- Investor attention next week will be on a speech by RBA's Lowe on Monday, followed by the RBA minutes of its March 2 policy meeting on Tuesday.
SYDNEY: Yields on Australian three-year government bonds slipped to a record low on Friday as the country's central bank pushed back against market speculation of early interest rate hikes though the local dollar jumped to a one-week high.
Yields in the cash market had jumped to 0.188% late last month during a global bond sell-off.
Three-year bond futures had then implied a yield of 0.385%, much higher than the Reserve Bank of Australia's (RBA) 0.1% anchor.

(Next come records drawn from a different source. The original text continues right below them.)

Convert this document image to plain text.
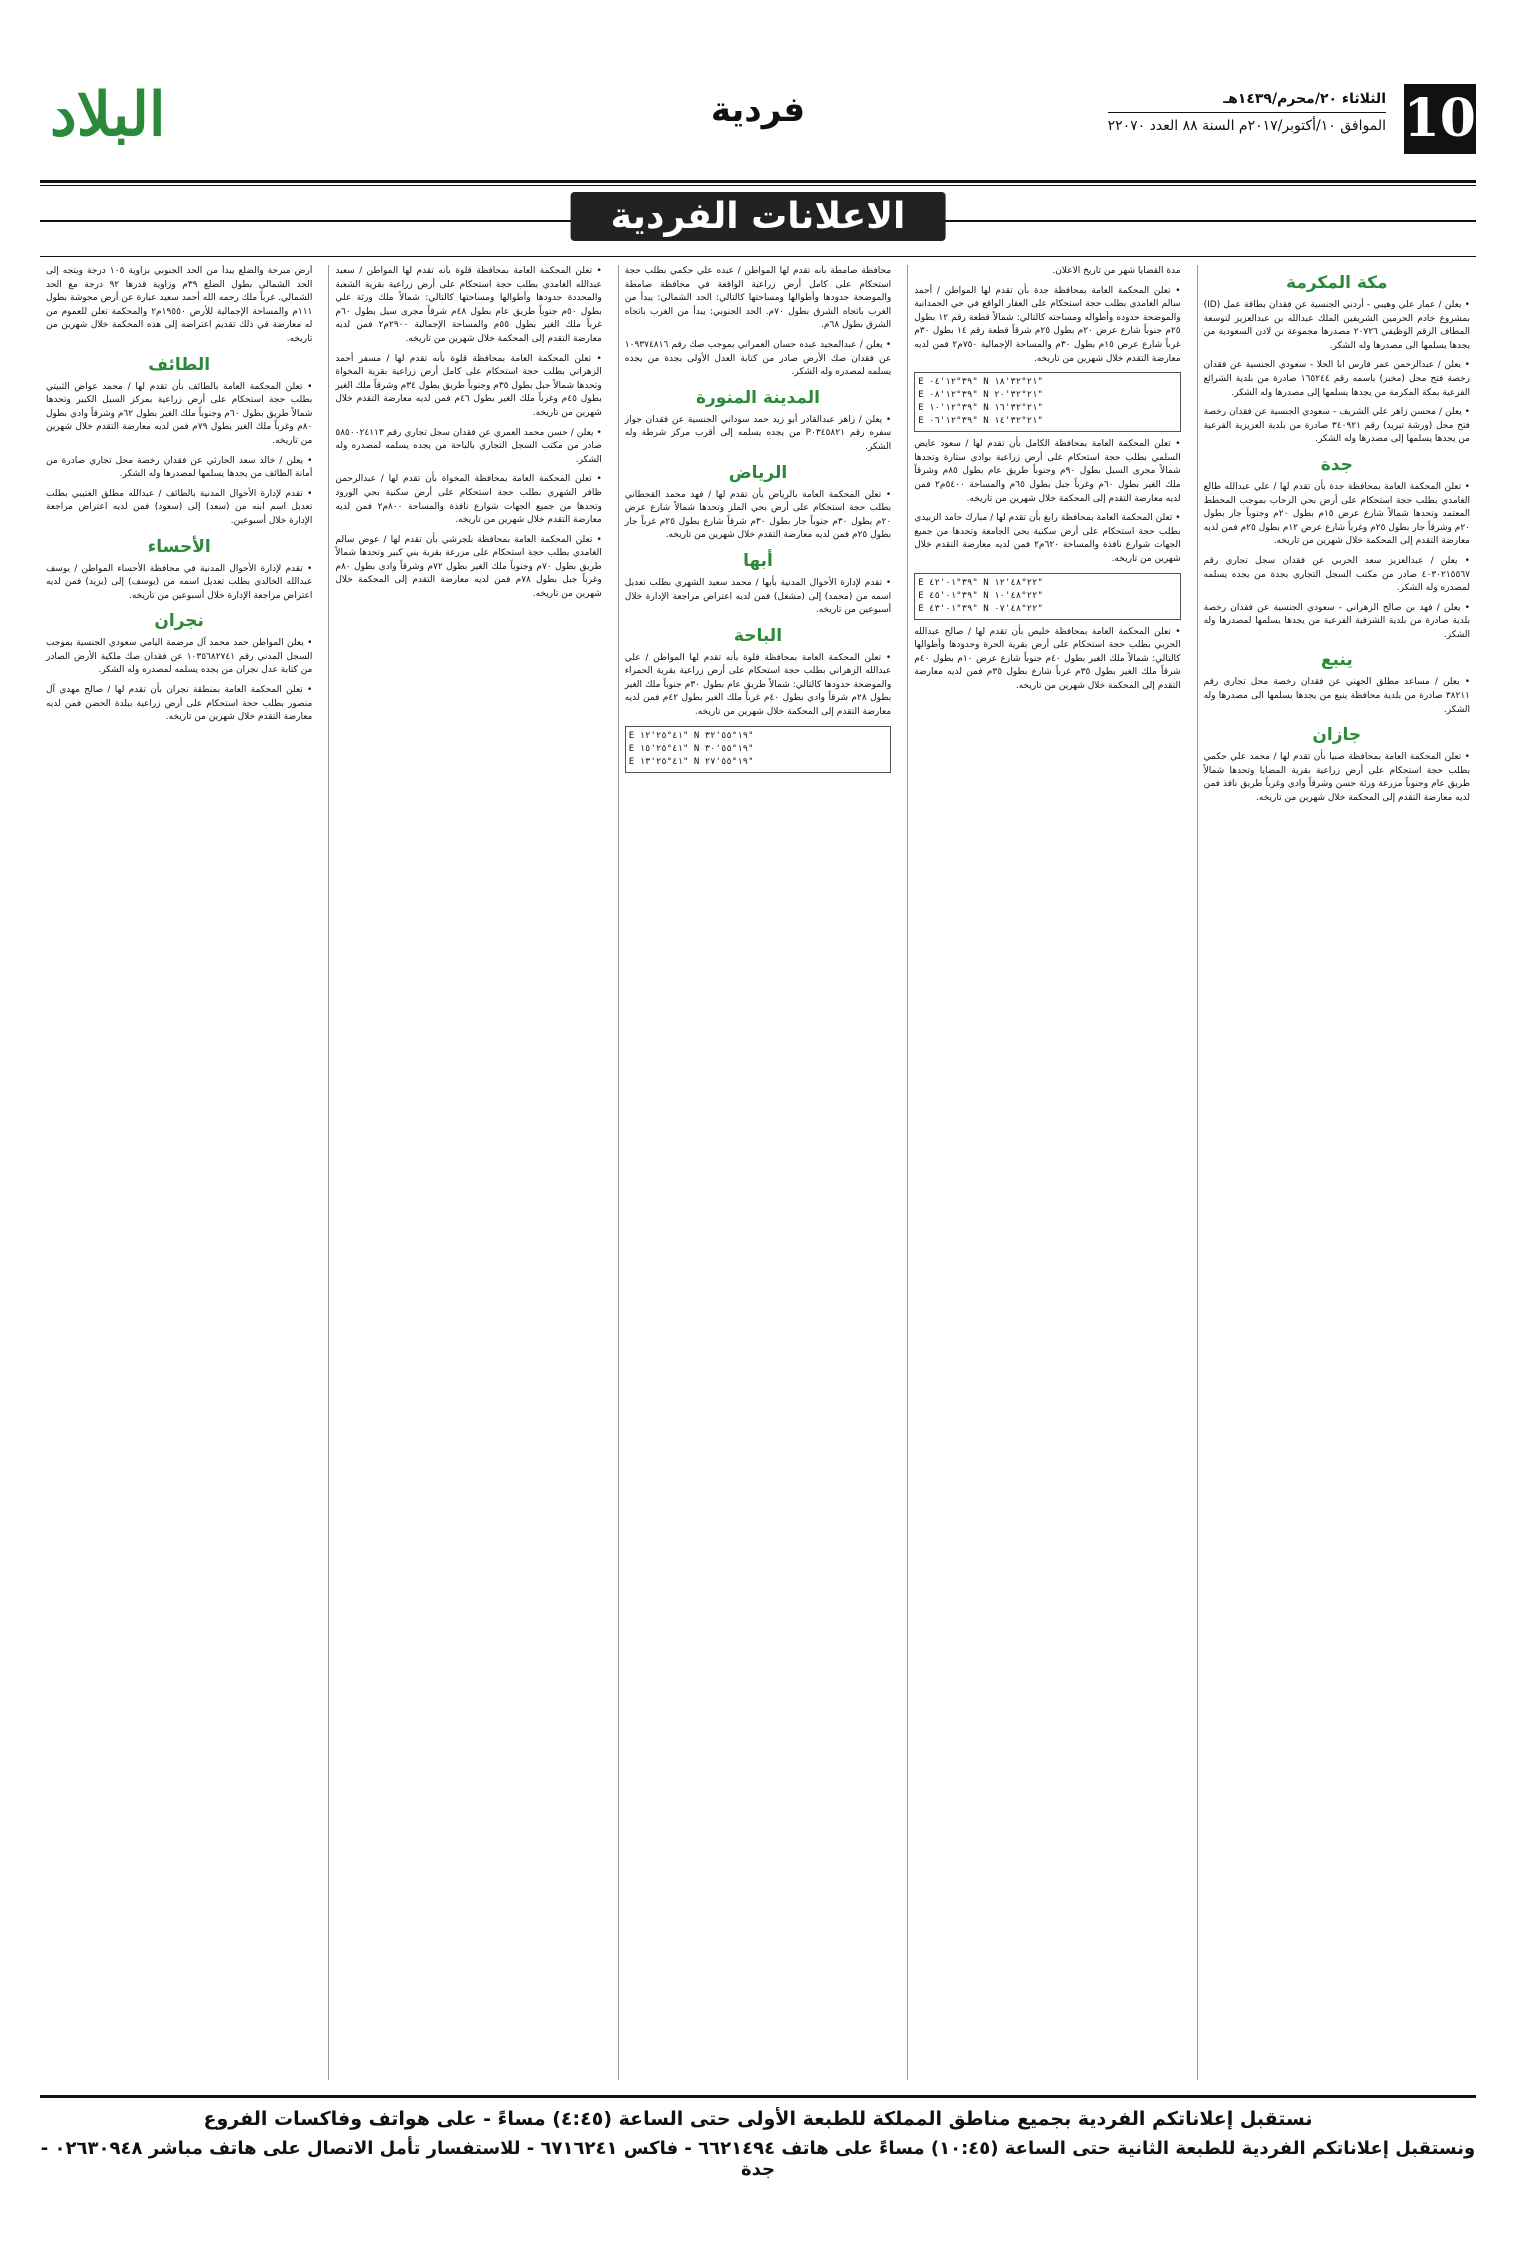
10
الثلاثاء ٢٠/محرم/١٤٣٩هـ
الموافق ١٠/أكتوبر/٢٠١٧م السنة ٨٨ العدد ٢٢٠٧٠
فردية
البلاد
الاعلانات الفردية
مكة المكرمة

• يعلن / عمار علي وهيبي - أردني الجنسية عن فقدان بطاقة عمل (ID) بمشروع خادم الحرمين الشريفين الملك عبدالله بن عبدالعزيز لتوسعة المطاف الرقم الوظيفي ٢٠٧٢٦ مصدرها مجموعة بن لادن السعودية من يجدها يسلمها الى مصدرها وله الشكر.

• يعلن / عبدالرحمن عمر فارس ابا الحلا - سعودي الجنسية عن فقدان رخصة فتح محل (مخبز) باسمه رقم ١٦٥٢٤٤ صادرة من بلدية الشرائع الفرعية بمكة المكرمة من يجدها يسلمها إلى مصدرها وله الشكر.

• يعلن / محسن زاهر علي الشريف - سعودي الجنسية عن فقدان رخصة فتح محل (ورشة تبريد) رقم ٣٤٠٩٢١ صادرة من بلدية العزيزية الفرعية من يجدها يسلمها إلى مصدرها وله الشكر.

جدة

• تعلن المحكمة العامة بمحافظة جدة بأن تقدم لها / علي عبدالله طالع الغامدي بطلب حجة استحكام على أرض بحي الرحاب بموجب المخطط المعتمد وتحدها شمالاً شارع عرض ١٥م بطول ٢٠م وجنوباً جار بطول ٢٠م وشرقاً جار بطول ٢٥م وغرباً شارع عرض ١٢م بطول ٢٥م فمن لديه معارضة التقدم إلى المحكمة خلال شهرين من تاريخه.

• يعلن / عبدالعزيز سعد الحربي عن فقدان سجل تجاري رقم ٤٠٣٠٢١٥٥٦٧ صادر من مكتب السجل التجاري بجدة من يجده يسلمه لمصدره وله الشكر.

• يعلن / فهد بن صالح الزهراني - سعودي الجنسية عن فقدان رخصة بلدية صادرة من بلدية الشرفية الفرعية من يجدها يسلمها لمصدرها وله الشكر.

ينبع

• يعلن / مساعد مطلق الجهني عن فقدان رخصة محل تجاري رقم ٣٨٢١١ صادرة من بلدية محافظة ينبع من يجدها يسلمها الى مصدرها وله الشكر.

جازان

• تعلن المحكمة العامة بمحافظة صبيا بأن تقدم لها / محمد علي حكمي بطلب حجة استحكام على أرض زراعية بقرية المضايا وتحدها شمالاً طريق عام وجنوباً مزرعة ورثة حسن وشرقاً وادي وغرباً طريق نافذ فمن لديه معارضة التقدم إلى المحكمة خلال شهرين من تاريخه.

مدة القضايا شهر من تاريخ الاعلان.

• تعلن المحكمة العامة بمحافظة جدة بأن تقدم لها المواطن / أحمد سالم الغامدي بطلب حجة استحكام على العقار الواقع في حي الحمدانية والموضحة حدوده وأطواله ومساحته كالتالي: شمالاً قطعة رقم ١٢ بطول ٢٥م جنوباً شارع عرض ٢٠م بطول ٢٥م شرقاً قطعة رقم ١٤ بطول ٣٠م غرباً شارع عرض ١٥م بطول ٣٠م والمساحة الإجمالية ٧٥٠م٢ فمن لديه معارضة التقدم خلال شهرين من تاريخه.

E ٣٩°١٢'٠٤" N ٢١°٣٢'١٨"
E ٣٩°١٢'٠٨" N ٢١°٣٢'٢٠"
E ٣٩°١٢'١٠" N ٢١°٣٢'١٦"
E ٣٩°١٢'٠٦" N ٢١°٣٢'١٤"

• تعلن المحكمة العامة بمحافظة الكامل بأن تقدم لها / سعود عايض السلمي بطلب حجة استحكام على أرض زراعية بوادي ستارة وتحدها شمالاً مجرى السيل بطول ٩٠م وجنوباً طريق عام بطول ٨٥م وشرقاً ملك الغير بطول ٦٠م وغرباً جبل بطول ٦٥م والمساحة ٥٤٠٠م٢ فمن لديه معارضة التقدم إلى المحكمة خلال شهرين من تاريخه.

• تعلن المحكمة العامة بمحافظة رابغ بأن تقدم لها / مبارك حامد الزبيدي بطلب حجة استحكام على أرض سكنية بحي الجامعة وتحدها من جميع الجهات شوارع نافذة والمساحة ٦٢٠م٢ فمن لديه معارضة التقدم خلال شهرين من تاريخه.

E ٣٩°٠١'٤٢" N ٢٢°٤٨'١٢"
E ٣٩°٠١'٤٥" N ٢٢°٤٨'١٠"
E ٣٩°٠١'٤٣" N ٢٢°٤٨'٠٧"

• تعلن المحكمة العامة بمحافظة خليص بأن تقدم لها / صالح عبدالله الحربي بطلب حجة استحكام على أرض بقرية الحرة وحدودها وأطوالها كالتالي: شمالاً ملك الغير بطول ٤٠م جنوباً شارع عرض ١٠م بطول ٤٠م شرقاً ملك الغير بطول ٣٥م غرباً شارع بطول ٣٥م فمن لديه معارضة التقدم إلى المحكمة خلال شهرين من تاريخه.

محافظة صامطة بأنه تقدم لها المواطن / عبده علي حكمي بطلب حجة استحكام على كامل أرض زراعية الواقعة في محافظة صامطة والموضحة حدودها وأطوالها ومساحتها كالتالي: الحد الشمالي: يبدأ من الغرب باتجاه الشرق بطول ٧٠م. الحد الجنوبي: يبدأ من الغرب باتجاه الشرق بطول ٦٨م.

• يعلن / عبدالمجيد عبده حسان العمراني بموجب صك رقم ١٠٩٣٧٤٨١٦ عن فقدان صك الأرض صادر من كتابة العدل الأولى بجدة من يجده يسلمه لمصدره وله الشكر.

المدينة المنورة

• يعلن / زاهر عبدالقادر أبو زيد حمد سوداني الجنسية عن فقدان جواز سفره رقم P٠٣٤٥٨٢١ من يجده يسلمه إلى أقرب مركز شرطة وله الشكر.

الرياض

• تعلن المحكمة العامة بالرياض بأن تقدم لها / فهد محمد القحطاني بطلب حجة استحكام على أرض بحي الملز وتحدها شمالاً شارع عرض ٢٠م بطول ٣٠م جنوباً جار بطول ٣٠م شرقاً شارع بطول ٢٥م غرباً جار بطول ٢٥م فمن لديه معارضة التقدم خلال شهرين من تاريخه.

أبها

• تقدم لإدارة الأحوال المدنية بأبها / محمد سعيد الشهري بطلب تعديل اسمه من (محمد) إلى (مشعل) فمن لديه اعتراض مراجعة الإدارة خلال أسبوعين من تاريخه.

الباحة

• تعلن المحكمة العامة بمحافظة قلوة بأنه تقدم لها المواطن / علي عبدالله الزهراني بطلب حجة استحكام على أرض زراعية بقرية الحمراء والموضحة حدودها كالتالي: شمالاً طريق عام بطول ٣٠م جنوباً ملك الغير بطول ٢٨م شرقاً وادي بطول ٤٠م غرباً ملك الغير بطول ٤٢م فمن لديه معارضة التقدم إلى المحكمة خلال شهرين من تاريخه.

E ٤١°٢٥'١٢" N ١٩°٥٥'٣٢"
E ٤١°٢٥'١٥" N ١٩°٥٥'٣٠"
E ٤١°٢٥'١٣" N ١٩°٥٥'٢٧"

• تعلن المحكمة العامة بمحافظة قلوة بأنه تقدم لها المواطن / سعيد عبدالله الغامدي بطلب حجة استحكام على أرض زراعية بقرية الشعبة والمحددة حدودها وأطوالها ومساحتها كالتالي: شمالاً ملك ورثة علي بطول ٥٠م جنوباً طريق عام بطول ٤٨م شرقاً مجرى سيل بطول ٦٠م غرباً ملك الغير بطول ٥٥م والمساحة الإجمالية ٢٩٠٠م٢ فمن لديه معارضة التقدم إلى المحكمة خلال شهرين من تاريخه.

• تعلن المحكمة العامة بمحافظة قلوة بأنه تقدم لها / مسفر أحمد الزهراني بطلب حجة استحكام على كامل أرض زراعية بقرية المخواة وتحدها شمالاً جبل بطول ٣٥م وجنوباً طريق بطول ٣٤م وشرقاً ملك الغير بطول ٤٥م وغرباً ملك الغير بطول ٤٦م فمن لديه معارضة التقدم خلال شهرين من تاريخه.

• يعلن / حسن محمد العمري عن فقدان سجل تجاري رقم ٥٨٥٠٠٢٤١١٣ صادر من مكتب السجل التجاري بالباحة من يجده يسلمه لمصدره وله الشكر.

• تعلن المحكمة العامة بمحافظة المخواة بأن تقدم لها / عبدالرحمن ظافر الشهري بطلب حجة استحكام على أرض سكنية بحي الورود وتحدها من جميع الجهات شوارع نافذة والمساحة ٨٠٠م٢ فمن لديه معارضة التقدم خلال شهرين من تاريخه.

• تعلن المحكمة العامة بمحافظة بلجرشي بأن تقدم لها / عوض سالم الغامدي بطلب حجة استحكام على مزرعة بقرية بني كبير وتحدها شمالاً طريق بطول ٧٠م وجنوباً ملك الغير بطول ٧٢م وشرقاً وادي بطول ٨٠م وغرباً جبل بطول ٧٨م فمن لديه معارضة التقدم إلى المحكمة خلال شهرين من تاريخه.

أرض مبرحة والضلع يبدأ من الحد الجنوبي بزاوية ١٠٥ درجة ويتجه إلى الحد الشمالي بطول الضلع ٣٩م وزاوية قدرها ٩٢ درجة مع الحد الشمالي. غرباً ملك رحمه الله أحمد سعيد عبارة عن أرض محوشة بطول ١١١م والمساحة الإجمالية للأرض ١٩٥٥٠م٢ والمحكمة تعلن للعموم من له معارضة في ذلك تقديم اعتراضه إلى هذه المحكمة خلال شهرين من تاريخه.

الطائف

• تعلن المحكمة العامة بالطائف بأن تقدم لها / محمد عواض الثبيتي بطلب حجة استحكام على أرض زراعية بمركز السيل الكبير وتحدها شمالاً طريق بطول ٦٠م وجنوباً ملك الغير بطول ٦٢م وشرقاً وادي بطول ٨٠م وغرباً ملك الغير بطول ٧٩م فمن لديه معارضة التقدم خلال شهرين من تاريخه.

• يعلن / خالد سعد الحارثي عن فقدان رخصة محل تجاري صادرة من أمانة الطائف من يجدها يسلمها لمصدرها وله الشكر.

• تقدم لإدارة الأحوال المدنية بالطائف / عبدالله مطلق العتيبي بطلب تعديل اسم ابنه من (سعد) إلى (سعود) فمن لديه اعتراض مراجعة الإدارة خلال أسبوعين.

الأحساء

• تقدم لإدارة الأحوال المدنية في محافظة الأحساء المواطن / يوسف عبدالله الخالدي بطلب تعديل اسمه من (يوسف) إلى (يزيد) فمن لديه اعتراض مراجعة الإدارة خلال أسبوعين من تاريخه.

نجران

• يعلن المواطن حمد محمد آل مرضمة اليامي سعودي الجنسية بموجب السجل المدني رقم ١٠٣٥٦٨٢٧٤١ عن فقدان صك ملكية الأرض الصادر من كتابة عدل نجران من يجده يسلمه لمصدره وله الشكر.

• تعلن المحكمة العامة بمنطقة نجران بأن تقدم لها / صالح مهدي آل منصور بطلب حجة استحكام على أرض زراعية ببلدة الحضن فمن لديه معارضة التقدم خلال شهرين من تاريخه.

نستقبل إعلاناتكم الفردية بجميع مناطق المملكة للطبعة الأولى حتى الساعة (٤:٤٥) مساءً - على هواتف وفاكسات الفروع
ونستقبل إعلاناتكم الفردية للطبعة الثانية حتى الساعة (١٠:٤٥) مساءً على هاتف ٦٦٢١٤٩٤ - فاكس ٦٧١٦٢٤١ - للاستفسار تأمل الاتصال على هاتف مباشر ٠٢٦٣٠٩٤٨ - جدة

In response, the RBA this week doubled the fee it charges for lending out April 2023 and April 2024 Australian government bonds, both key to policy stimulus.
That sent the three-year bond yield to under 0.096%, the lowest on record.
"If you see this from the RBA's yield curve control policy this move has definitely worked in the sense that it's reinforced their target at 0.1%," said Robert Thompson, a rates strategist at RBC.
"But it hasn't necessarily stopped the market from speculating or anticipating rate hikes earlier than the RBA thinks they will happen."
Thompson pointed to the two-year/one-year swap rate at 61 basis points, which suggested more than two rate hikes by 2023.
On Friday, the three-year bond contract was down a shade, implying a yield of 0.228%. It had earlier jumped to 0.385%.
Dovish commentary this week by RBA Governor Philip Lowe also helped stem some of the bond sell-off after he dismissed rate-hike talks, analysts said.
That still did not stop the Aussie dollar from hitting a one-week high on Friday.
The Aussie climbed to $0.7801, a level not seen since March 4. It was last at $0.7780 with key resistance seen around $0.7840, a breach of which could see it flying above 80 US cents.
The New Zealand dollar surpassed key resistance at $0.7200 to go as high as $0.7240, a level unseen since March 3.
The kiwi has drifted away from the week's trough at $0.7103, which now marks a strong support.
For the week so far, the kiwi is up 0.7% while the Aussie has risen 1.3%.
Stronger-than-expected domestic data and soaring prices of Australia's top export iron ore have also boosted the Aussie.
Figures on consumer and business confidence have been robust this week, in a sign the economic momentum apparent in the second half of 2020 has sustained into the New Year.
Investor attention next week will be on a speech by RBA's Lowe on Monday, followed by the RBA minutes of its March 2 policy meeting on Tuesday.
Australia's labour force data is due on Thursday which is likely to show strong jobs growth and a fall in unemployment.